Furthermore, many business will find themselves with fewer staff to complete the same amount of work. Even if the volume of work has fallen in the short term, when your business starts to recover you will need to rehire, and this can be hugely expensive.

As such, redundancy is frequently not the best option for businesses looking to cut costs in the short term. You should always investigate the alternatives to redundancy first.

Bonus cuts, overtime bans and pay freezes

If you are looking to cut your personnel costs, bonuses must be the first to go. Aside from the expense itself, bonuses paid to one part of the workforce while another part is being laid off will be disastrous for staff morale, further reducing the productivity of your company. Before even thinking about redundancies, therefore, you should make clear that no bonuses will be paid until a recovery is seen.

You may also wish to consider banning overtime. Overtime is frequently paid at a higher rate than regular work hours. Instead, you should try to communicate to your staff that they will need to be more productive during their standard work days, rather than relying on overtime.

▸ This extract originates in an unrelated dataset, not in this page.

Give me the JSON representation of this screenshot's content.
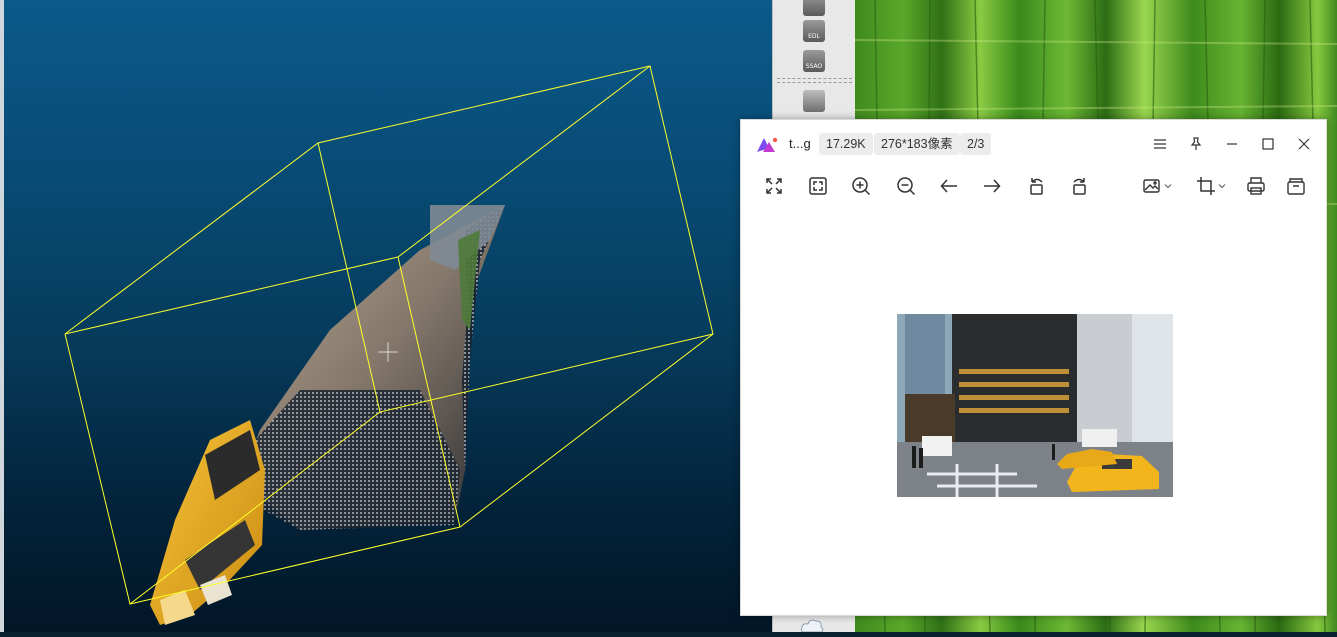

Pay freezes should also be seriously considered. Many companies review their pay agreements annually, with salaries rising in line with inflation. Luckily, if this is the case in your business you have a perfectly valid ‘excuse’ for instituting a pay freeze. Because inflation has dropped to below 0%, by precedent you could actually start cutting wages. Either way, employees are more likely to accept pay freezes if it is demonstrated that redundancy is the alternative.

Short time working

If you have experienced a drop in your workload, you might well have staff without enough work to fill their days. In these cases, rather than making them redundant, with all the costs that entails, you might consider asking some employees to change to a part-time working arrangement.

Although employees are likely to be unhappy about having their working hours and therefore their pay reduced, if the idea is well communicated by business managers staff will almost certainly see that it is preferable to redundancy.

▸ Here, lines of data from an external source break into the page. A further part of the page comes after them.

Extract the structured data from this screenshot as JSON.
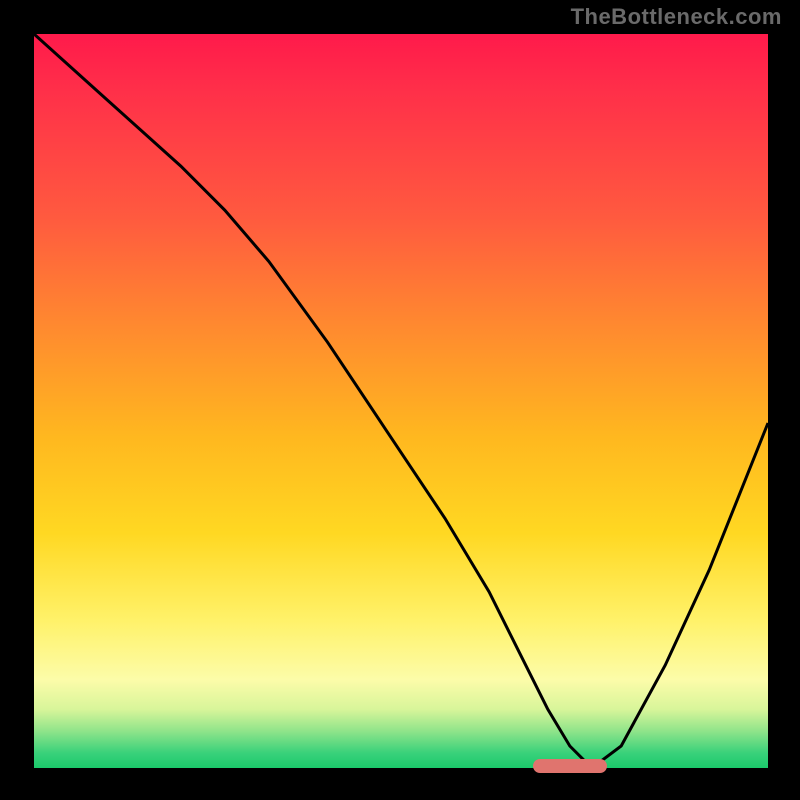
{
  "watermark": "TheBottleneck.com",
  "chart_data": {
    "type": "line",
    "title": "",
    "xlabel": "",
    "ylabel": "",
    "xlim": [
      0,
      100
    ],
    "ylim": [
      0,
      100
    ],
    "grid": false,
    "legend": false,
    "series": [
      {
        "name": "bottleneck-curve",
        "x": [
          0,
          10,
          20,
          26,
          32,
          40,
          48,
          56,
          62,
          66,
          70,
          73,
          76,
          80,
          86,
          92,
          100
        ],
        "y": [
          100,
          91,
          82,
          76,
          69,
          58,
          46,
          34,
          24,
          16,
          8,
          3,
          0,
          3,
          14,
          27,
          47
        ]
      }
    ],
    "optimal_marker": {
      "x_start": 68,
      "x_end": 78,
      "y": 0
    },
    "background_gradient": {
      "stops": [
        {
          "pos": 0,
          "color": "#ff1a4b"
        },
        {
          "pos": 25,
          "color": "#ff5a3f"
        },
        {
          "pos": 55,
          "color": "#ffb81f"
        },
        {
          "pos": 80,
          "color": "#fff26a"
        },
        {
          "pos": 95,
          "color": "#8fe48a"
        },
        {
          "pos": 100,
          "color": "#1bc96b"
        }
      ]
    }
  }
}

Sabbaticals are a similar option. Indeed, sabbaticals are frequently more popular with staff as, although they are unpaid, they give employees the opportunity to find other work in the interim. Several car manufacturers adopted both of these practices earlier this year and the principle remains the same regardless of the size of the company.


If your business is suffering from an imbalance in resources - that is, you have too many employees in one area of the business and too few in another - you should consider redeployment as an alternative to redundancy.

This is usually only possible in certain circumstances; if both jobs require unique skill sets, redeployment will probably not be an option. However, where it is possible it can drastically reduce your recruitment costs and increase morale amongst your workforce.

Training employees in new skills is much cheaper than redundancy and your staff will benefit from it too.

It should also be remembered that businesses have a legal responsibility to consider redeployment in cases of collective redundancy, where 20 or more employees are to be made redundant.

Reduction in employee benefits

Finally, some companies choose to cut employee benefits back to a bare minimum in order to reduce costs. This might involve reducing pension contributions and ending schemes like employee interest free loans. However, if you are considering this it is worth remembering that the potential cost savings here are negligible - but that the impact on employee morale can be significant. Unhappy employees don’t work as hard and an unproductive workforce is only likely to exacerbate your problems.

Businesses across the country are considering redundancy, and many will continue to do so long after the economy has recovered. However, before beginning the process of redundancies, you should consider the significant downsides. Understaffed companies are poorly placed to take advantage of an upturn, and will only have to pay huge recruitment costs again in the future. Where possible, you should always look elsewhere for cost savings first.